Значимые воспоминания оставила племянница Толстого (дочь его сестры) Елизавета Валерьяновна Оболенская, очень им любимая. Однажды ее дочь повредила ногу. Как раз в тот момент, когда она собиралась везти ее к врачу, зашел Лев Николаевич. «Он стал говорить, как грешно наше привилегированное положение; что я вот могу лечить мою дочь, а прачка не может, а потому дочь прачки должна болеть. Я на это сказала ему, что, кажется, надо сделать так, чтобы и прачка могла лечить свою дочь, а не мне не лечить своей. Но упрек его упал на больную душу, и я расплакалась. Дядя никак не ожидал этого и очень огорчился, что расстроил меня, стал утешать и сказал:
– Разумеется, поезжай к доктору, как же не лечить?»

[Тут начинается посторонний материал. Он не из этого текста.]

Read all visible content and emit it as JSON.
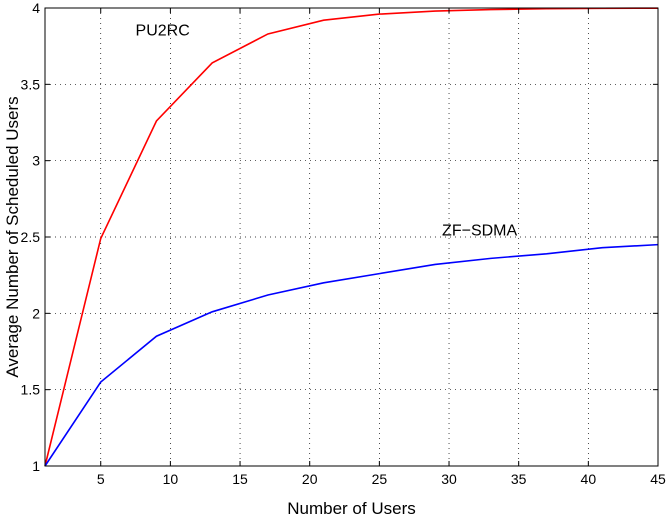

В этом разговоре по-своему явила себя самая суть личности, суть совести Толстого. Ну, конечно же, нужно добиваться для всех равных возможностей пользоваться медициной, как и иными благами жизни. Конечно же, неправомерно отказываться от лечения или препятствовать в лечении своим близким только потому, что кто-то этой возможности лечиться не имеет. И все же я не могу, я, Лев Толстой, не в силах так. Не могу есть пирожное, масло желтое, осетрину, когда вокруг голодные. Не могу привозить к себе дорогих врачей, когда вокруг лишенные помощи больные, умирающие. А коли поступаю так, то против себя, против своей совести, – всякий раз строку постыдную вписываю в свою жизнь. И в этом главная, жгучая его боль…
Всем этим «осложняется вопрос» об отношении Льва Толстого к медицине.
Глава 2
Неужели это так надо?
Чтобы вылечить одного имущего
В книге «Что такое искусство?» Толстой рассказывает, как провел однажды несколько часов в театре на репетиции оперы. Происходившее на сцене было ненатурально, нелепо, по замечанию Толстого, ни на что на свете не похоже, кроме как на другие оперы, притом и мало кому нужно – для подлинно образованного человека несносно, для настоящего рабочего человека совершенно непонятно. Но Толстого занимают не только содержание и музыка оперы. Видя нескольких сот музыкантов, солистов, хористов, балерин, участвующих в ежедневной шестичасовой репетиции, дирижера и балетмейстера, получающих каждый жалованья в месяц больше, чем десять рабочих в год, видя громоздкие декорации, костюмы и бутафорию, он думает о том, что огромные деньги, необходимые для «производства искусства», собираются с народа («у которого продают для этого корову», – прибавляет Толстой), народ же благами, приносимыми искусством, не пользуется.